On the surface of water filters and kitchen appliances all around Davis, a chalky grey substance can be seen seemingly growing from wherever the cities tap water flows. Some Davis High students, rightfully curious about what the mystery matter might be, are concerned and for that reason prefer not to drink it; while others disregard it as something they are accustomed to after living in Davis for a number of years.
Gary Wells, the City of Davis Water Operations Manager, says that the material we see sticking to faucets and shower heads is a buildup of minerals found in the water.
“The biggest complaint we have is the hardness of Davis’ tap water, which is the calcium deposits we see stuck to fixtures,” Wells said.
Some people are not bothered by the calcium build up, and seem not to notice anything wrong with the waters taste.
“To me it really doesn’t taste bad, it just tastes like water,” said junior Chris Marelich.
According to the California Environmental Protection Agency, some places in California are known to have high nitrate contamination levels in their water, which can be extremely dangerous at high levels. This contamination generally comes from poor septic systems, confined animal feeding operations, or fertilizer use that leaks into groundwater, which, until the completion of the Davis Woodland Water Supply Project, is where the city gets the majority of its water.
Wells however says this is not an issue for Davis’ water supply.
“Some wells throughout the state are high in nitrate, when this occurs, the well needs to be shut down.

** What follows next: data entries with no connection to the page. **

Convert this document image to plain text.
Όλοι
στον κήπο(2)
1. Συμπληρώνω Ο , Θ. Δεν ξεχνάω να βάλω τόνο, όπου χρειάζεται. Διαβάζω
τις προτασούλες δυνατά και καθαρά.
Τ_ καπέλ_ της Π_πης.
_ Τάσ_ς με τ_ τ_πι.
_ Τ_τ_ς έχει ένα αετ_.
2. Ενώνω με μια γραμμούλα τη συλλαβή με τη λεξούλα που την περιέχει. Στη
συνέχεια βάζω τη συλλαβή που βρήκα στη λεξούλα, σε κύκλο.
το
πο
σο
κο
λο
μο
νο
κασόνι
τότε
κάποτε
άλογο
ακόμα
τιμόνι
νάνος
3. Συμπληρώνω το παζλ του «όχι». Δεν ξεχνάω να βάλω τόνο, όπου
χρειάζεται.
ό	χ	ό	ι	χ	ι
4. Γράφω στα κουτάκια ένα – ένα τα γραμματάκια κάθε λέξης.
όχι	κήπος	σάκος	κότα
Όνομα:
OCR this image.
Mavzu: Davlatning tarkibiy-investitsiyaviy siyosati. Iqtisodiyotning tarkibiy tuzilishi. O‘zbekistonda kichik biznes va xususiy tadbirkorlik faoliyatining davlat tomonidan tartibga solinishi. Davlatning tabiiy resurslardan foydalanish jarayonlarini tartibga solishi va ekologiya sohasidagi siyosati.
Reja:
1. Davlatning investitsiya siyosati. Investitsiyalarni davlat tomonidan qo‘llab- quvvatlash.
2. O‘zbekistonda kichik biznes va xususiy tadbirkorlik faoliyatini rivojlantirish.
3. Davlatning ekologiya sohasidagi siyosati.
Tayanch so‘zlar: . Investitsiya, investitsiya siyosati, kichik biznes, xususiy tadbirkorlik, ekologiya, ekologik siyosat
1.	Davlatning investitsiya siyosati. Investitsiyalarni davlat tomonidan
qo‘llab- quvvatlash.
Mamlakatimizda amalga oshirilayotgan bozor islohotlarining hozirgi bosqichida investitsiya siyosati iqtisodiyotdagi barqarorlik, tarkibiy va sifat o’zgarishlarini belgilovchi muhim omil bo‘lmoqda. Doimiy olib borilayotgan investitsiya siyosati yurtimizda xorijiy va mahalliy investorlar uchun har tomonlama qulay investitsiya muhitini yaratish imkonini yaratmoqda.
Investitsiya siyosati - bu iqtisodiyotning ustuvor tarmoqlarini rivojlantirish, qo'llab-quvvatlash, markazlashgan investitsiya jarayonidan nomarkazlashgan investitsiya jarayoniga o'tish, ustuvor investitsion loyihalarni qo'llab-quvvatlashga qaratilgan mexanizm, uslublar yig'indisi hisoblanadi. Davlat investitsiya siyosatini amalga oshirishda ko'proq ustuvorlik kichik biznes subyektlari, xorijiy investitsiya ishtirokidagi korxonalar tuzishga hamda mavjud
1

It’s a growing problem in California, but all the water systems are regulated and have maximum contaminant levels which they can reach. As long as the system is below that level, the water is fine health wise,” Wells said.
Even if nitrates are not a problem in Davis, the calcium levels do still pose small health risks for organisms other than humans.
Junior Matthew Rowen, an avid fish breeder who works at the local aquarium store Rivers to Reef, says that fish and other aquatic creatures can be seriously impaired by the tap water in Davis if it is not filtered and cured very carefully.
“Of course different types of fish are affected differently, but if it’s not filtered properly big algae outbreaks or bacteria growth can happen which can hurt the fish or corals,” Rowen said.
Even if health risks are nonexistent to humans, 92% of DHS students say they choose not to drink the tap water for a variety of reason, one if which being because they find the taste unpleasant. Most of these students therefore choose to drink from bottles or filters instead.
Marelich however, disagrees with this practice. “There’s no need to waste a plastic bottle, it all tastes the same.”
According to Wells, the reason for this discrepancy is simple. “Taste is subjective,” he said. “Some like the taste of the tap water, others don’t.”